Inaccurate t-test results in the presence of missing values. Does not correctly calculate t test values when there are missing data cells in the range. Microsoft identified this fault (KBA 829252) in previous Excel versions, but did not fix it.
Inaccurate p-values from a t-test. Excel uses the Welch test method, which calculates a non-integer degrees-of-freedom value. The Excel algorithm uses the TTEST function, which truncates the degrees-of-freedom input to an integer. This gives an incorrect p value for the test.

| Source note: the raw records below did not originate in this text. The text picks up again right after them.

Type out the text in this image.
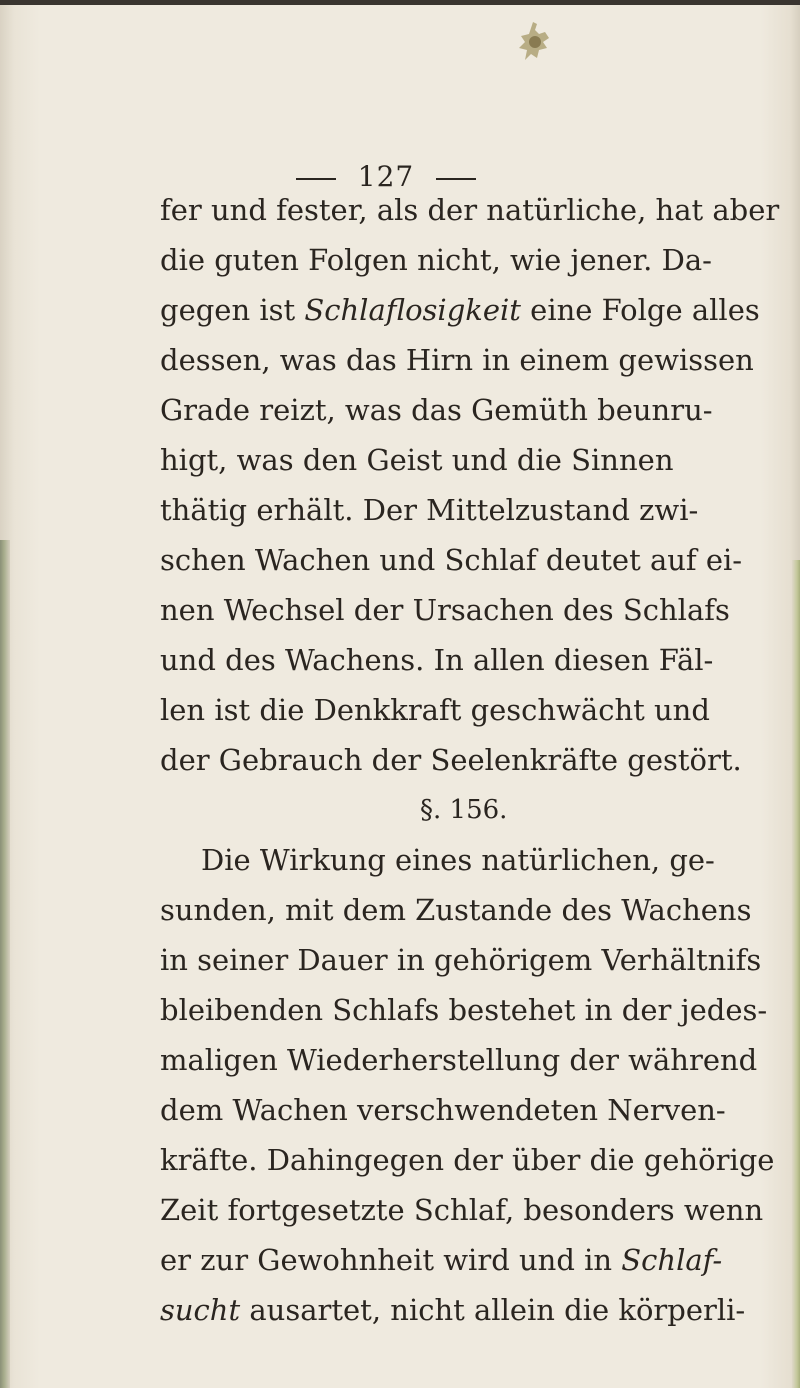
127
fer und fester, als der natürliche, hat aber
die guten Folgen nicht, wie jener. Da-
gegen ist Schlaflosigkeit eine Folge alles
dessen, was das Hirn in einem gewissen
Grade reizt, was das Gemüth beunru-
higt, was den Geist und die Sinnen
thätig erhält. Der Mittelzustand zwi-
schen Wachen und Schlaf deutet auf ei-
nen Wechsel der Ursachen des Schlafs
und des Wachens. In allen diesen Fäl-
len ist die Denkkraft geschwächt und
der Gebrauch der Seelenkräfte gestört.
§. 156.
Die Wirkung eines natürlichen, ge-
sunden, mit dem Zustande des Wachens
in seiner Dauer in gehörigem Verhältnifs
bleibenden Schlafs bestehet in der jedes-
maligen Wiederherstellung der während
dem Wachen verschwendeten Nerven-
kräfte. Dahingegen der über die gehörige
Zeit fortgesetzte Schlaf, besonders wenn
er zur Gewohnheit wird und in Schlaf-
sucht ausartet, nicht allein die körperli-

You say that you tested a few rows in R, suggesting that the input data for the t-test in R is not the same as the input for the t-test in Excel?
Another source of difference is that R will handle floating point numbers differently, which will influence the outcome of your statistic. This is not a negative against R, however; R is better.
this is an interesting point actually - though personally I think the original poster simply is not using the test the same way.
back to the issue - internally Excel seems to use a much larger precision library to compute the probability distributions, and as consequence it will compute very tiny p-values well beyond what actually makes sense. This is reserved strictly to p-values for all other computation the representation double precision.
This can be extremely annoying when communicating with some life scientists as they hate the idea of seeing 0 for p-value and much prefer something like 10^(-100) as that looks more scientific. Educating someone on the spot in the intricacies of floating point representation is hopeless.
Anyway just something popped into my mind - that feeling of having to do something in Excel because it is "more accurate" - thankfully I can mostly refuse doing that
Other answers contain references for my first sentence. It sounds like a joke, but it is true most of the time, I should explain that maybe a bit better. Why to trust R over Excel?